Some charred family photos of an infant, mother and father, a half-melted baby bottle, and a bib with an inscription that read, “Good morning mama.” These items figure among the remnants of the Dawabsheh family home in the West Bank village of Duma, south of Nablus, burned to the ground overnight in a suspected Israeli settler attack.
The family, which shared the one bedroom in the house, was asleep when firebombs were thrown through a window after midnight, setting fire to the small space, which claimed the life of 18-month-old Ali. His 4-year-old brother Ahmad, and his parents, Sa'ad, 30, and Reham, 27, were critically wounded.
Medical sources said Ahmad suffered burns over 60 percent of his body, Reham, 90 percent, and both were taken to the Chaim Sheba Medical Center at Tel HaShomer hospital in Israel. Like Reham, Sa'ad was also in critical condition and was being treated at Soroka Medical Center inside Israel, according to Dr.
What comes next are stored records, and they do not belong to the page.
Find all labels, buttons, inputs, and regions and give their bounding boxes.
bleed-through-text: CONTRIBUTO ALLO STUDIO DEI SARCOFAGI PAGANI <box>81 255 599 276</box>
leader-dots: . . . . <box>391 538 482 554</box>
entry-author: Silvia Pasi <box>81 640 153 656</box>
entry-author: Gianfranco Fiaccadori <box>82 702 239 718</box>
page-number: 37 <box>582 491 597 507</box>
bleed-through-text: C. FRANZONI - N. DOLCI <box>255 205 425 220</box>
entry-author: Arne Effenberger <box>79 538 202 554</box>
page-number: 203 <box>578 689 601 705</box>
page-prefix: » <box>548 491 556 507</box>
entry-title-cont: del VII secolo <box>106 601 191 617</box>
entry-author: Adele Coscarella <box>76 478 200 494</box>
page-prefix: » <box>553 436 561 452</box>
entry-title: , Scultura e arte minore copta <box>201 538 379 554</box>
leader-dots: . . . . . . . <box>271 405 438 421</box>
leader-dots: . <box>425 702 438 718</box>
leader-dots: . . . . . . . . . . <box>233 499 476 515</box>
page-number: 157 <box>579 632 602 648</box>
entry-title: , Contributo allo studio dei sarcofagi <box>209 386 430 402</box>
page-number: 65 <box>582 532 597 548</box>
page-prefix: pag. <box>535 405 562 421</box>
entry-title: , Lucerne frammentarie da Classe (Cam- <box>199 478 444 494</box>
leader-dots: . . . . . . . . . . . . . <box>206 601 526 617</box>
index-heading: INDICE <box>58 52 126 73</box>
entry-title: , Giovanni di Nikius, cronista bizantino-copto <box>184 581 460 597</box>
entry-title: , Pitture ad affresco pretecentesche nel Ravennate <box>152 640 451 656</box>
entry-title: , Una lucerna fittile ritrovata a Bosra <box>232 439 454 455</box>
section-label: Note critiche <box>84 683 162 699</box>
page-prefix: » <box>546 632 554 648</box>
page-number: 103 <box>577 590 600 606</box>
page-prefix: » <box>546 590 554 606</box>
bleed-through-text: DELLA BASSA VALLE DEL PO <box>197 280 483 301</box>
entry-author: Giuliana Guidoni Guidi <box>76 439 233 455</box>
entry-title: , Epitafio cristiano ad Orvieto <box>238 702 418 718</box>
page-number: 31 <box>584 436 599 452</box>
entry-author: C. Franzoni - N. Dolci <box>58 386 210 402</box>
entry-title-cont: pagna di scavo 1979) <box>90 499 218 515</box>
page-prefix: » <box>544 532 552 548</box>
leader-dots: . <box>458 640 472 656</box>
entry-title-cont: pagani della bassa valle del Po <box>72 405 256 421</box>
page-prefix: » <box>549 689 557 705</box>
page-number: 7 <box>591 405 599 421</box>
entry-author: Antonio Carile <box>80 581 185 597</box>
Jawad Awaad, the Palestinian Authority (PA) minister of health.
All that's left of the Dawabsheh home are its stone walls, daubed with Hebrew graffiti reading, “revenge” and “long live the Messiah.” An adjacent house, which was partially burned as well, belonged to a relative who was not home at the time.
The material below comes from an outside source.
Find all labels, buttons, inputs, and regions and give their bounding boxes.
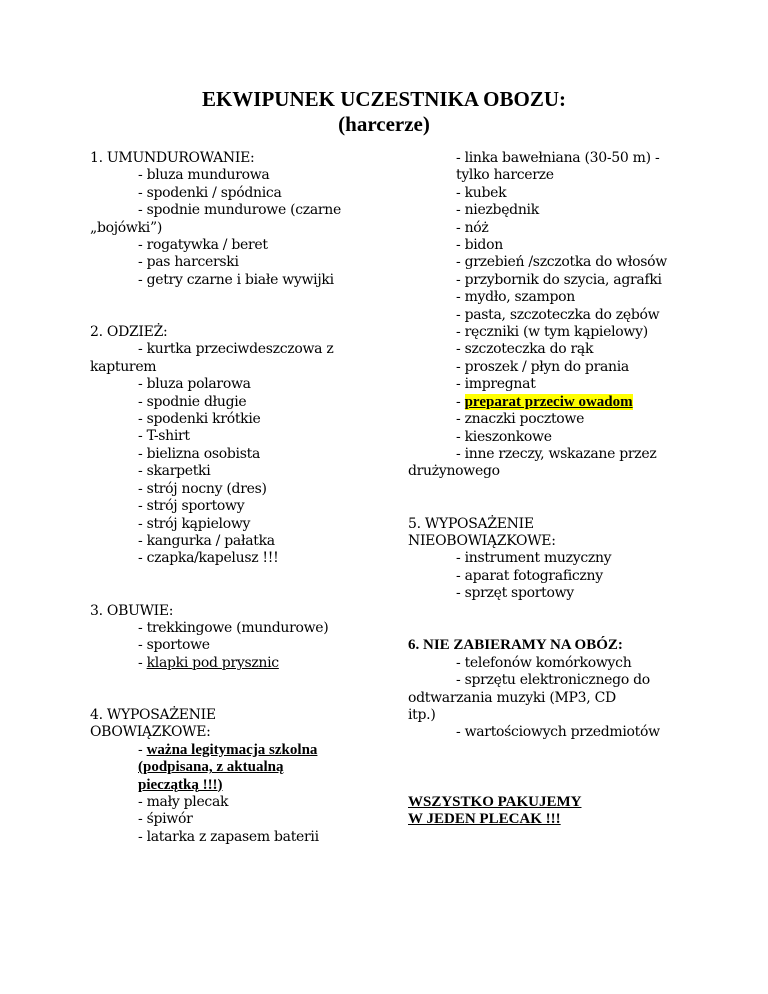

Friday's attack was the latest in a series against Palestinians thought to have been carried out by Israeli settlers in the West Bank. Incidents include throwing stones, beating villagers, vandalizing holy places, stealing farming machinery and crops, and setting trees ablaze. Such actions have been dubbed “price tag” attacks, carried out in apparent retribution for the removal of West Bank outposts deemed illegal by Israeli authorities. But such attacks are often perpetrated irrespective of Israeli authority actions vis-a-vis settlements.
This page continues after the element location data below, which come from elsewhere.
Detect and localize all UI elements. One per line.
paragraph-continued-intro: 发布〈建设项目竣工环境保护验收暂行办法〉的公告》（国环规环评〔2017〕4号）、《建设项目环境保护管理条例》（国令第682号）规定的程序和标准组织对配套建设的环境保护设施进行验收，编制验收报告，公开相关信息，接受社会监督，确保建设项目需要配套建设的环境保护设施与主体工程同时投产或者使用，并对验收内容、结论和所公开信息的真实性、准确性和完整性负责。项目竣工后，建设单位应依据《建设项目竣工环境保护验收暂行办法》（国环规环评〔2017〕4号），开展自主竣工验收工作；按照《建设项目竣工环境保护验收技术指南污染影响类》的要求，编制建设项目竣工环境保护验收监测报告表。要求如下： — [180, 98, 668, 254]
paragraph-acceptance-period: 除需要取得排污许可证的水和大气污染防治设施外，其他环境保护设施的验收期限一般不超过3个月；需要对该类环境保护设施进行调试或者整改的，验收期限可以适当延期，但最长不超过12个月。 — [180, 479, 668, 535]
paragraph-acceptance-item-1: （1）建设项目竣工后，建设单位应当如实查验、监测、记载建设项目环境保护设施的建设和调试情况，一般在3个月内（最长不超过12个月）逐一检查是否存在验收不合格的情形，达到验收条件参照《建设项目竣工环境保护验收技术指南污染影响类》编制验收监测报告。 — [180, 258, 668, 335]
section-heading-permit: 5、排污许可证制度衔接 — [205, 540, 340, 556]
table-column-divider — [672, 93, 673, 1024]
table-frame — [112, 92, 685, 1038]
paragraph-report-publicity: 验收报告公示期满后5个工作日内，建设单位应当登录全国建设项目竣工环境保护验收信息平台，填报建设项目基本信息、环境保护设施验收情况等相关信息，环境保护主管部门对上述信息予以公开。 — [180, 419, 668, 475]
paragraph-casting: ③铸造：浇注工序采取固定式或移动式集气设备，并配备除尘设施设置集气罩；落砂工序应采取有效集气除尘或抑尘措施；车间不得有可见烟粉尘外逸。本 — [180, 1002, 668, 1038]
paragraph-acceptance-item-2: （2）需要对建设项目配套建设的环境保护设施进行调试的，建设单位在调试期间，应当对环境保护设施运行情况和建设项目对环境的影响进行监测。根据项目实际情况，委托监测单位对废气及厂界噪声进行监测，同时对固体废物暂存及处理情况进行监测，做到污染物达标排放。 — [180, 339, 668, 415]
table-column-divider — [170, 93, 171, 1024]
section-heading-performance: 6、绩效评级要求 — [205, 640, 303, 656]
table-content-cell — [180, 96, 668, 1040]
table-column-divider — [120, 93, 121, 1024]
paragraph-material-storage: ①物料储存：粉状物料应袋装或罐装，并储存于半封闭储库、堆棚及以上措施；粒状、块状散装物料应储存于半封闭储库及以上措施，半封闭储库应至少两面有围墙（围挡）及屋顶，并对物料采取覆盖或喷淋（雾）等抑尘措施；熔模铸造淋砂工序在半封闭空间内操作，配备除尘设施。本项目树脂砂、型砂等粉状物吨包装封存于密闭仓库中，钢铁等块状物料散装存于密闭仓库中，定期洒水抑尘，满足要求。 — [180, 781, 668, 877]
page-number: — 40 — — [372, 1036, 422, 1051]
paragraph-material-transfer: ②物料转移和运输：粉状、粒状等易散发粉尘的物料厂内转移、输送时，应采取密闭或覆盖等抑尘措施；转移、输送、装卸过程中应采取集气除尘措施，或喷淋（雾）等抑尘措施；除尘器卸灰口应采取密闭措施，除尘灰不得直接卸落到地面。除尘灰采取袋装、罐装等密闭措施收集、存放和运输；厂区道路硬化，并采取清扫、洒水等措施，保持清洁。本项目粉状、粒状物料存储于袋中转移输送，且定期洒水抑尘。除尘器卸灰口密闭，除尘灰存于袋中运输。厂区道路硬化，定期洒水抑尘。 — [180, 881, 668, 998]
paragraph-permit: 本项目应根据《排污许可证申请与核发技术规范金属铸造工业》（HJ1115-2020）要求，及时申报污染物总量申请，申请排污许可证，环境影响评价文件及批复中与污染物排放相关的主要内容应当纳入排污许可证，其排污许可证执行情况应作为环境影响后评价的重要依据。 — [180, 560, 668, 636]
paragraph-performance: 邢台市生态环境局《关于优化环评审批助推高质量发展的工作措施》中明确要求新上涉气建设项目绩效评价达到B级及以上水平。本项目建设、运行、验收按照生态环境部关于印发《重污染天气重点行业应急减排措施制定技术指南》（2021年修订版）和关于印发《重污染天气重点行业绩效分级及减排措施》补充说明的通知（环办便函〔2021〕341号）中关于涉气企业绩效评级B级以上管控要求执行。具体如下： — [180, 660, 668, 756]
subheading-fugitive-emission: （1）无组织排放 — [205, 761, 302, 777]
The Duma attack came just two days after Israeli authorities demolished two homes in Beit El, a settlement just outside of Ramallah, after the country's supreme court determined they were “unauthorized” and built illegally on privately owned Palestinian land.
Since 2004, Israeli settlers carried out more than 11,000 attacks against Palestinians and their property, according to the Palestine Liberation Organization's Negotiations Affairs Department. Since the beginning of this year alone, the United Nations documented at least 120 attacks throughout the West Bank.
At least three settlements surround Duma, which in recent years has become a focal point for settlers to carry out attacks, often with impunity. Yesh Din, an Israeli human rights group, said charges against perpetrators are not made in approximately 93 percent of cases brought before Israeli police.
By mid-day, anger over the latest attack had swept through the West Bank, already reeling from the death of three other Palestinians in the occupied territory in just a week. After Friday prayers, demonstrations erupted in Nablus, Bil'in, near Ramallah, and by Qalandiya refugee camp. In Jerusalem, Palestinian youth hurled stones at soldiers outside the Old City, and in Hebron, medics said a Palestinian man was injured by a live round during clashes with Israeli forces. In the Gaza town of Beit Lahia, a Palestinian teen was killed by Israeli forces, and near Birzeit in the West Bank, another teen called Laith Khaldi shot by soldiers earlier in the day succumbed to wounds, bringing the Palestinian death toll since 2015 to at least 20, according to a United Nations tally.
Back in Duma, residents said they had grown accustomed to settler attacks, but Ali's death was the most tragic incident they had ever witnessed. After Friday prayers, hundreds attended the baby's funeral, and as his tiny body, wrapped in a Palestinian flag and keffiyeh (a checkered headscarf), was being taken to the village cemetery, some chanted for retribution while others thought of different means to help bring justice to their village.
“We have decided to keep the Dawabsheh home as it is, burned and everything, so it becomes a symbol of Israeli settler and occupation crimes,” said Samir Dawabsheh, the head of the village council and a distant relative of the victims. “We will build a new home for Ahmad, Reham and Sa'ad. We just hope they make it back alive and well.”